Ele fala sobre o período de tristeza que viveu em Londres, onde morou após sair do Brasil de maneira forçada pela ditadura militar. Em "Transa", Caetano conta como chamou amigos para tocar com ele e começou a ver beleza na cidade europeia.

O tropicalista ainda reflete sobre como o disco, com letras em inglês, sequer foi lançado na Inglaterra ou nos Estados Unidos. Ainda assim, a obra é amada pelos brasileiros. "Tudo isso me intriga", ele diz.

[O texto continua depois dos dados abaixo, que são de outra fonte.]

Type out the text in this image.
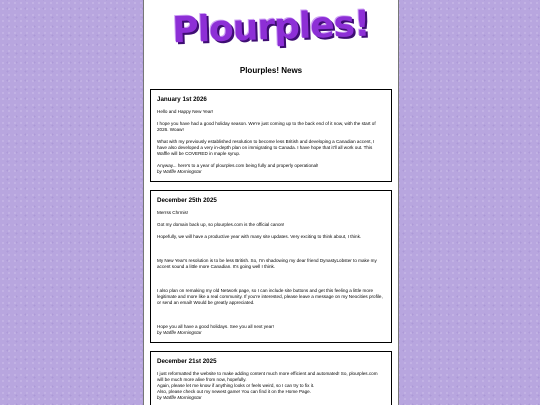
Plourples!
Plourples! News
January 1st 2026

Hello and Happy New Year!

I hope you have had a good holiday season. We're just coming up to the back end of it now, with the start of 2026. Woaw!

What with my previously established resolution to become less British and developing a Canadian accent, I have also developed a very in-depth plan on immigrating to Canada. I have hope that it'll all work out. This Waffle will be COVERED in maple syrup.

Anyway... here's to a year of plourples.com being fully and properly operational!

by Waffle Morningstar

December 25th 2025

Merrss Chrmis!

Got my domain back up, so plourples.com is the official canon!

Hopefully, we will have a productive year with many site updates. Very exciting to think about, I think.

My New Year's resolution is to be less British. So, I'm shadowing my dear friend DynastyLobster to make my accent sound a little more Canadian. It's going well I think.

I also plan on remaking my old Network page, so I can include site buttons and get this feeling a little more legitimate and more like a real community. If you're interested, please leave a message on my Neocities profile, or send an email! Would be greatly appreciated.

Hope you all have a good holidays. See you all next year!

by Waffle Morningstar

December 21st 2025

I just reformatted the website to make adding content much more efficient and automated! So, plourples.com will be much more alive from now, hopefully.

Again, please let me know if anything looks or feels weird, so I can try to fix it.

Also, please check out my newest game! You can find it on the Home Page.

by Waffle Morningstar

Leia abaixo a íntegra do texto:

Eu não conseguia gostar nada de estar fora do Brasil. Depois de fazer o primeiro disco lá (o que tem meu nome como título e "London, London" como canção marcante), decidi chamar meus amigos e grandes músicos Jards Macalé, Tutty Moreno, Moacyr Albuquerque e Áureo de Souza. Tutty e Áureo já estavam em Londres. Macau e Moacyr, no Brasil. Ambos foram. Começamos a ensaiar numa igreja que ficava perto de minha casa no norte da cidade. Depois fomos para um espaço de ensaios num bairro mais animado. As canções me saíam com facilidade. Eu estava me sentindo quase fluente em inglês. E aprendi a gostar fisicamente de coisas para as quais nem dava atenção antes: os gramados dos parques, os bancos de madeira que havia em todos eles, a graça das ruas curvas, chamadas "crescents", os táxis confortáveis. Fiz as canções num inglês troncho, mas que eu via como metalinguístico. O produtor Ralph Mace (que tinha recusado "Lost in the Paradise" e "Empty Boat") achou as canções novas que fiz (ouvindo conselhos dele e de meu amigo americano David Linger, para corrigir defeitos gramaticais ou outros) boas. Ele já tinha aprovado "London, London", "Maria Bethânia" e outras que gravei no primeiro disco inglês. Mas achou as novas mais fluidas. Fiz chamados emocionados ao Brasil, roubando trechos de canções de Edu Lobo, de Vinícius, de Baden, de Zé do Norte, do folclore nacional... E, mal completei o LP, soube, através da sobrenaturalidade de João Gilberto, que poderia voltar à minha terra. Vim logo. E deixei pra trás quaisquer planos que Mace tivesse para o disco ou para mim. O disco nunca foi lançado na Inglaterra (ou, que eu saiba, em nenhum outro lugar que não o Brasil) mas os brasileiros parecem adorá-lo. Eu gosto. Foi tudo gravado ostensivamente sem clic. Macalé construiu com a banda os arranjos que eu sugeria. Eu me sentia bem. Mas acho gozadas minha linguagem e minha pronúncia. Quando gravei "A Foreign Sound", décadas depois, o site Pitchfork elogiou tudo (menos a gravação da música de Dylan, da qual tirei o título do álbum). Mas Transa nunca teve sequer sua existência registrada no mundo anglófono. Não que eu saiba. Tudo isso me interessa e me intriga. Acho óbvio que aglófonos não liguem pra esse disco, embora alguns liguem um pouco pra mim. E me comove que brasileiros o cultuem. Algo me é sugerido aí. O que será?